|LTC5587 RMS power meter with integrated ADC at lower right. Power coupling using a sampling resistor.|
|Resistive power sampler power meter configuration|
The setup used to evaluate the calibration was a bit more involved than I originally expected. I do not have a well stocked industrial lab - basically a SA0314 and 7L12 spectrum analyzers and some home made RF sources. To evaluate the calibration, a programmable frequency source is swept over a narrow range while the attenuation on the board is stepped. This produces a table of measured output level by frequency step. The spectrum analyzer max hold is used to capture this envelope across the sweep. This is then correlated with the digital readings from the power meter. The reading is adjusted with the above attenuation factor for the sampling network. Below is one of those sweeps compared to the manufacturer measured curve.

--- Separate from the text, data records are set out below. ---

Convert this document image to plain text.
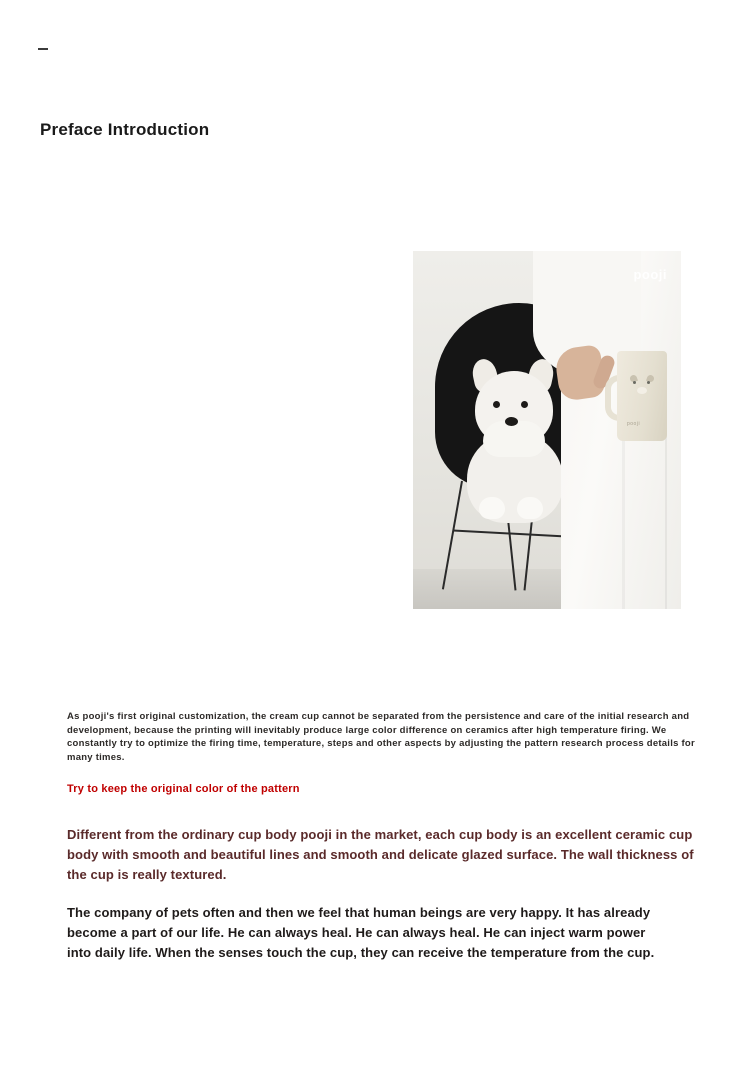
Preface Introduction
pooji
pooji
As pooji's first original customization, the cream cup cannot be separated from the persistence and care of the initial research and development, because the printing will inevitably produce large color difference on ceramics after high temperature firing. We constantly try to optimize the firing time, temperature, steps and other aspects by adjusting the pattern research process details for many times.
Try to keep the original color of the pattern
Different from the ordinary cup body pooji in the market, each cup body is an excellent ceramic cup body with smooth and beautiful lines and smooth and delicate glazed surface. The wall thickness of the cup is really textured.
The company of pets often and then we feel that human beings are very happy. It has already become a part of our life. He can always heal. He can always heal. He can inject warm power into daily life. When the senses touch the cup, they can receive the temperature from the cup.
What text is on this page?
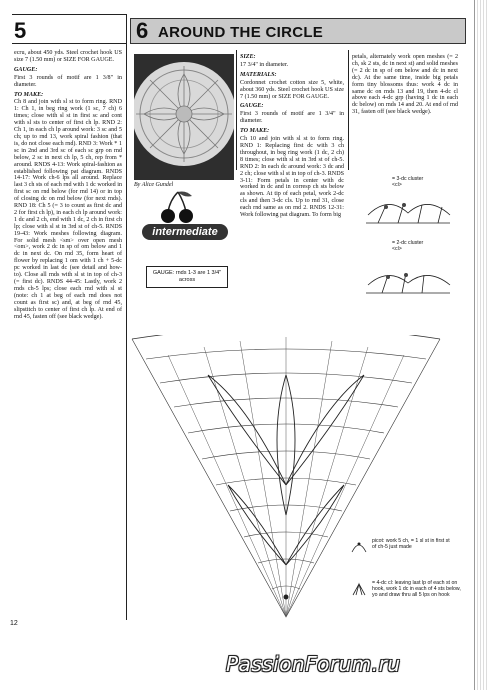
5	6 AROUND THE CIRCLE

ecru, about 450 yds. Steel crochet hook US size 7 (1.50 mm) or SIZE FOR GAUGE.

GAUGE:

First 3 rounds of motif are 1 3/8" in diameter.

TO MAKE:

Ch 8 and join with sl st to form ring. RND 1: Ch 1, in beg ring work (1 sc, 7 ch) 6 times; close with sl st in first sc and cont with sl sts to center of first ch lp. RND 2: Ch 1, in each ch lp around work: 3 sc and 5 ch; up to rnd 13, work spiral fashion (that is, do not close each rnd). RND 3: Work * 1 sc in 2nd and 3rd sc of each sc grp on rnd below, 2 sc in next ch lp, 5 ch, rep from * around. RNDS 4-13: Work spiral-fashion as established following pat diagram. RNDS 14-17: Work ch-6 lps all around. Replace last 3 ch sts of each rnd with 1 dc worked in first sc on rnd below (for rnd 14) or in top of closing dc on rnd below (for next rnds). RND 18: Ch 5 (= 3 to count as first dc and 2 for first ch lp), in each ch lp around work: 1 dc and 2 ch, end with 1 dc, 2 ch in first ch lp; close with sl st in 3rd st of ch-5. RNDS 19-43: Work meshes following diagram. For solid mesh <sm> over open mesh <om>, work 2 dc in sp of om below and 1 dc in next dc. On rnd 35, form heart of flower by replacing 1 om with 1 ch + 5-dc pc worked in last dc (see detail and how-to). Close all rnds with sl st in top of ch-3 (= first dc). RNDS 44-45: Lastly, work 2 rnds ch-5 lps; close each rnd with sl st (note: ch 1 at beg of each rnd does not count as first sc) and, at beg of rnd 45, slipstitch to center of first ch lp. At end of rnd 45, fasten off (see black wedge).

By Alice Gundel
intermediate
GAUGE: rnds 1-3 are 1 3/4" across

SIZE:

17 3/4" in diameter.

MATERIALS:

Cordonnet crochet cotton size 5, white, about 360 yds. Steel crochet hook US size 7 (1.50 mm) or SIZE FOR GAUGE.

GAUGE:

First 3 rounds of motif are 1 3/4" in diameter.

TO MAKE:

Ch 10 and join with sl st to form ring. RND 1: Replacing first dc with 3 ch throughout, in beg ring work (1 dc, 2 ch) 8 times; close with sl st in 3rd st of ch-5. RND 2: In each dc around work: 3 dc and 2 ch; close with sl st in top of ch-3. RNDS 3-11: Form petals in center with dc worked in dc and in corresp ch sts below as shown. At tip of each petal, work 2-dc cls and then 3-dc cls. Up to rnd 31, close each rnd same as on rnd 2. RNDS 12-31: Work following pat diagram. To form big

petals, alternately work open meshes (= 2 ch, sk 2 sts, dc in next st) and solid meshes (= 2 dc in sp of om below and dc in next dc). At the same time, inside big petals form tiny blossoms thus: work 4 dc in same dc on rnds 13 and 19, then 4-dc cl above each 4-dc grp (having 1 dc in each dc below) on rnds 14 and 20. At end of rnd 31, fasten off (see black wedge).

= 3-dc cluster <cl>
= 2-dc cluster <cl>
picot: work 5 ch, = 1 sl st in first st of ch-5 just made
= 4-dc cl: leaving last lp of each st on hook, work 1 dc in each of 4 sts below, yo and draw thru all 5 lps on hook
12
PassionForum.ru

|Power measurement at 450MHz. Top is from datasheet, bottom is measured on Prj135 board. The 3 lines in bottom graph are expected linearized readings (32dBm/mV with zero intercept at -44, -42, and -40dBm)|
|Power measurement at 880MHz similar to previous diagram. Top is from datasheet, bottom is measured on Prj135 board.|
|Power measurement at 1575MHz.|
One of the problems with this type of sampling network is that any impedance mismatch of the load skews the measurement. A better approach is to divide the power using a 6dB resistive divider. That will have to wait for another Digikey part order. All in all I am very pleased with the LTC5587 performance and ease of use.